The book itself is 218 pages of text and includes and index, notes for each chapter, and a selected bibliography. The text is divided into eleven thematic chapters that run in chronological order of the events of the war.

Now to get to the central assertion of the title; that Giap defeated America. This is a sticky one because arguments can be made that he did as well as arguments that he did not. This reviewer can appreciate both arguments and I think that rather than being at odds the two arguments are in reality two sides of the same coin. There is no doubt that Giap defeated the French militarily, if you take the Clausewitzean view that defeat is convincing the enemy they cannot win. Giap not only defeated the French on the battlefield, he convinced the French political leadership that the cost of achieving victory was more than they were willing to pay. Victory was within the grasp of the French if they had been willing to invest more resources, both military and economic.

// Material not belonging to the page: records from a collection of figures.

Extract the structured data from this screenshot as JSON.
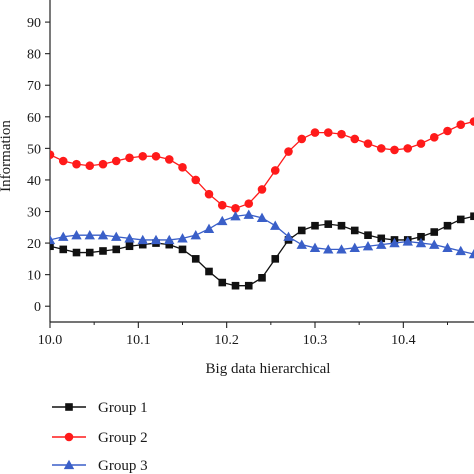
{
  "chart_data": {
    "type": "line",
    "xlabel": "Big data hierarchical",
    "ylabel": "Information",
    "xlim": [
      10.0,
      10.48
    ],
    "ylim": [
      -5,
      97
    ],
    "x_ticks": [
      10.0,
      10.1,
      10.2,
      10.3,
      10.4
    ],
    "x_tick_labels": [
      "10.0",
      "10.1",
      "10.2",
      "10.3",
      "10.4"
    ],
    "y_ticks": [
      0,
      10,
      20,
      30,
      40,
      50,
      60,
      70,
      80,
      90
    ],
    "y_tick_labels": [
      "0",
      "10",
      "20",
      "30",
      "40",
      "50",
      "60",
      "70",
      "80",
      "90"
    ],
    "grid": false,
    "legend_position": "bottom-left",
    "x": [
      10.0,
      10.015,
      10.03,
      10.045,
      10.06,
      10.075,
      10.09,
      10.105,
      10.12,
      10.135,
      10.15,
      10.165,
      10.18,
      10.195,
      10.21,
      10.225,
      10.24,
      10.255,
      10.27,
      10.285,
      10.3,
      10.315,
      10.33,
      10.345,
      10.36,
      10.375,
      10.39,
      10.405,
      10.42,
      10.435,
      10.45,
      10.465,
      10.48
    ],
    "series": [
      {
        "name": "Group 1",
        "color": "#111111",
        "marker": "square",
        "values": [
          19,
          18,
          17,
          17,
          17.5,
          18,
          19,
          19.5,
          20,
          19.5,
          18,
          15,
          11,
          7.5,
          6.5,
          6.5,
          9,
          15,
          21,
          24,
          25.5,
          26,
          25.5,
          24,
          22.5,
          21.5,
          21,
          21,
          22,
          23.5,
          25.5,
          27.5,
          28.5
        ]
      },
      {
        "name": "Group 2",
        "color": "#ff1a1a",
        "marker": "circle",
        "values": [
          48,
          46,
          45,
          44.5,
          45,
          46,
          47,
          47.5,
          47.5,
          46.5,
          44,
          40,
          35.5,
          32,
          31,
          32.5,
          37,
          43,
          49,
          53,
          55,
          55,
          54.5,
          53,
          51.5,
          50,
          49.5,
          50,
          51.5,
          53.5,
          55.5,
          57.5,
          58.5
        ]
      },
      {
        "name": "Group 3",
        "color": "#3a5fc8",
        "marker": "triangle",
        "values": [
          21,
          22,
          22.5,
          22.5,
          22.5,
          22,
          21.5,
          21,
          21,
          21,
          21.5,
          22.5,
          24.5,
          27,
          28.5,
          29,
          28,
          25.5,
          22,
          19.5,
          18.5,
          18,
          18,
          18.5,
          19,
          19.5,
          20,
          20.5,
          20,
          19.5,
          18.5,
          17.5,
          16.5
        ]
      }
    ]
  }
}
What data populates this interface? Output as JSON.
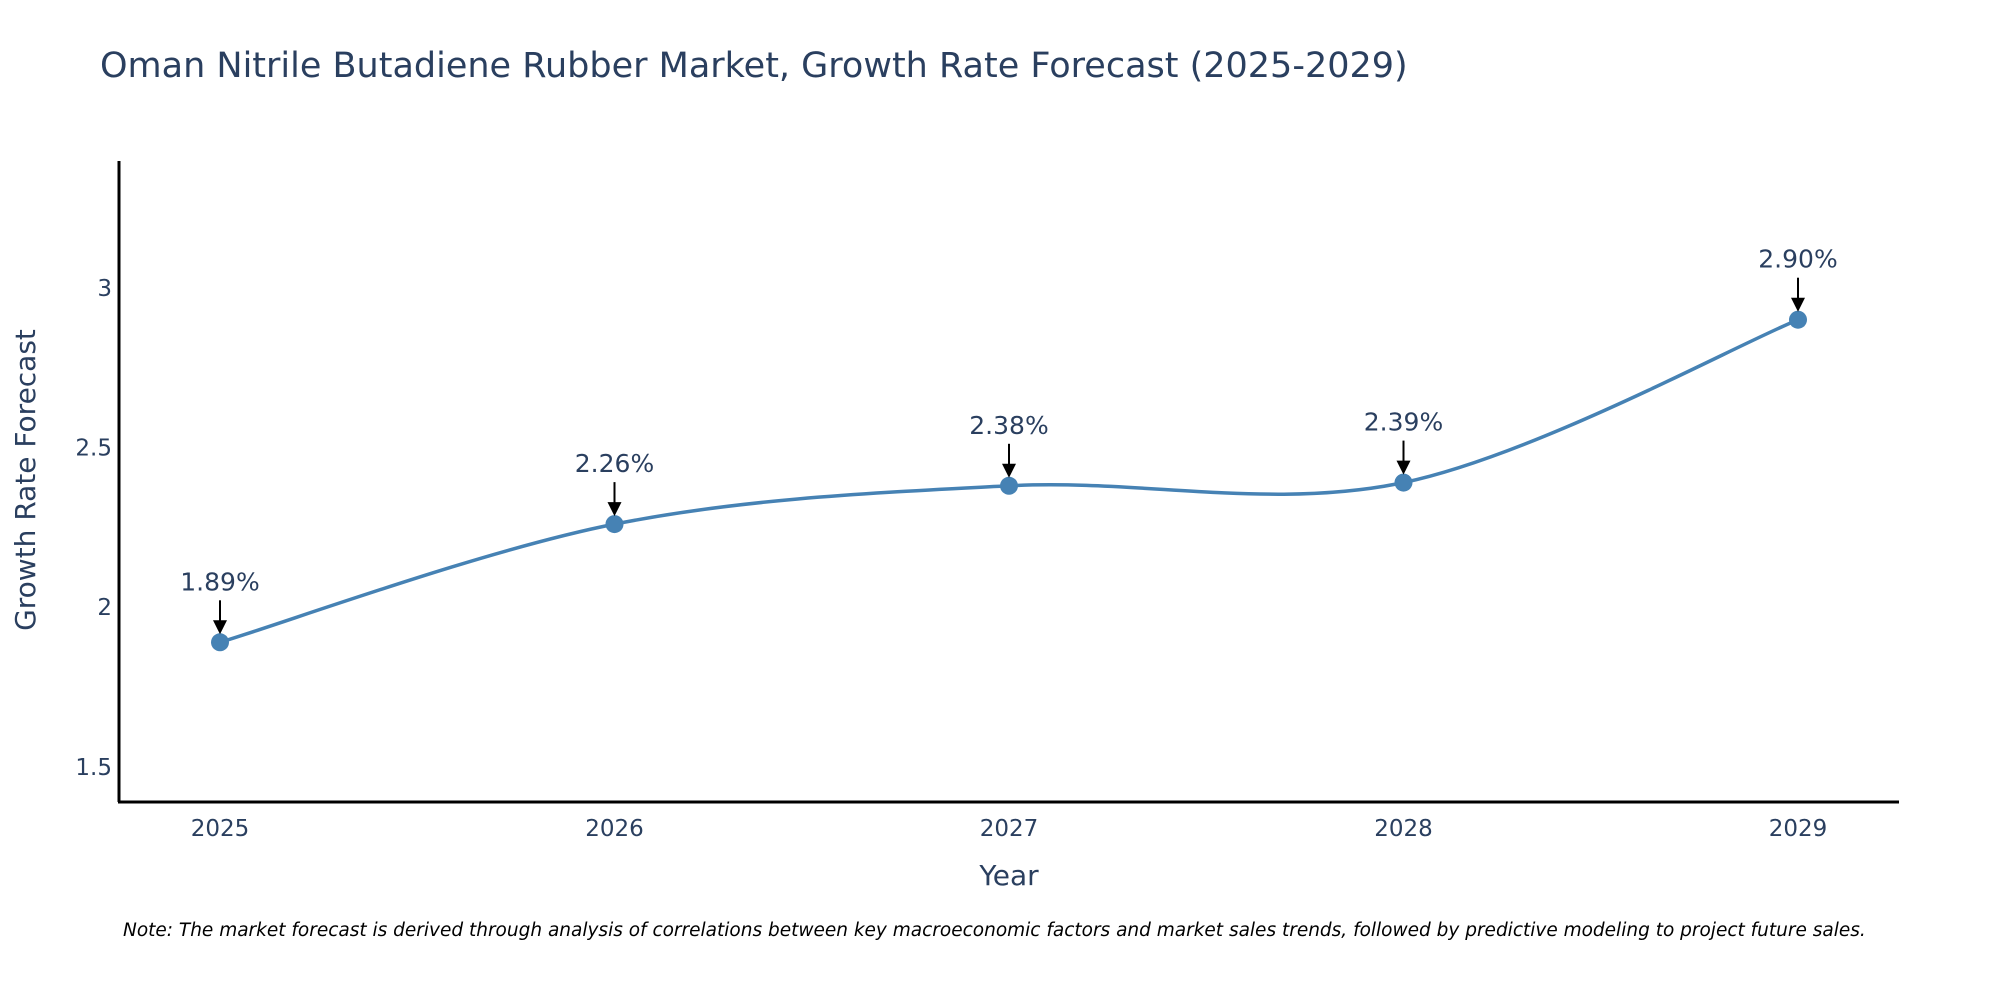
{
  "chart_data": {
    "type": "line",
    "title": "Oman Nitrile Butadiene Rubber Market, Growth Rate Forecast (2025-2029)",
    "xlabel": "Year",
    "ylabel": "Growth Rate Forecast",
    "categories": [
      "2025",
      "2026",
      "2027",
      "2028",
      "2029"
    ],
    "series": [
      {
        "name": "Growth Rate Forecast",
        "values": [
          1.89,
          2.26,
          2.38,
          2.39,
          2.9
        ],
        "data_labels": [
          "1.89%",
          "2.26%",
          "2.38%",
          "2.39%",
          "2.90%"
        ]
      }
    ],
    "ylim": [
      1.39,
      3.4
    ],
    "yticks": [
      1.5,
      2,
      2.5,
      3
    ],
    "ytick_labels": [
      "1.5",
      "2",
      "2.5",
      "3"
    ],
    "grid": false,
    "line_color": "#4682b4",
    "marker_color": "#4682b4",
    "arrow_color": "#000000",
    "note": "Note: The market forecast is derived through analysis of correlations between key macroeconomic factors and market sales trends, followed by predictive modeling to project future sales."
  }
}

What happened to the French did not happen to America. Many historians and veterans of the conflict would disagree and say that Giap repeated to America what he had done to France. Objective facts say otherwise. In the First Indochina war against France Giap managed to take and retain effective control of most of what would become North Vietnam as well as inflict several crushing defeats on French forces. Dien Bien Phu is only the largest and most famous defeat. The author details the way in which the French conceded defeat in the battles of the frontiers and then for all of North Vietnam outside the Red River Delta and the French could not even maintain effective control in the delta either.
In the fight against the ARVN and US the NLF and later NVA could generally beat the ARVN but could achieve only fleeting and transitory battlefield success against American troops. Where the war was won, if it was won at all, was in the perception of the war by the American public. In this the communists were aided and abetted by elements within the US that almost actively worked to provoke protests against the war. We cannot forget the Jane Fonda episode either, in which she visited North Vietnam itself in a propaganda triumph for the communists.

US troops were never defeated militarily, the closest the communists ever came to battlefield victory was the TET offensive of 1968 and after some initial reverses they were soundly defeated. TET saw the Viet Cong virtually destroyed as a fighting force and led to the North committing larger and larger numbers of troops to sustain the fighting.
Eventually, public pressure to end the war became so great that the US had no choice but to withdraw all combat troops from Vietnam after Nixon signed the Paris Peace Accord in 1973. Nixon’s resignation in disgrace ensured that when the final communist offensive began in 1975 the US would essentially stand idly by and watch the South Vietnamese government fall.

To give credit where credit is due, Giap was the architect of northern strategy to conquer South Vietnam and he saw it through despite the horrendous casualties suffered by the Vietnamese military and civilian population. He can be regarded a victor because when the conflict ended, his side held the battlefield. It is irrelevant that the battlefield he held was a significantly depopulated wasteland of shell holes, craters, mines, munitions, and abandoned villages. He held it.

The overarching theme of the book is that Giap, who was largely self-taught in military arts, somehow intuited the correct strategy to ensure victory for Vietnamese communism. Mr. Warren makes an intriguing case, but I don’t think he has proven it. Giap won in the end yes, but at best he achieved a pyrrhic victory from which his country has yet to fully recovery. I would not characterize Giap as brilliant. He was implacable, pragmatic, stubborn, and ruthless but not brilliant. At least not in a military sense.

In conclusion, Giap: The General Who Defeated America in Vietnam is a good read and presents some interesting things to ponder. As a strategic history of post-World War II Vietnam it is unmatched for its clarity and incisiveness. As far as making the case that Giap was a brilliant military commander, this reviewer thinks it falls short. That does not mean this is a bad book. It is a very good book and presents the Vietnam War in a perspective vastly different from most histories of the war. For that reason alone it would be of interest to historians and laymen interested in the war but it has more to offer than that.

I definitely recommend this book to anyone who wants to gain a more nuanced understanding of the Vietnam War.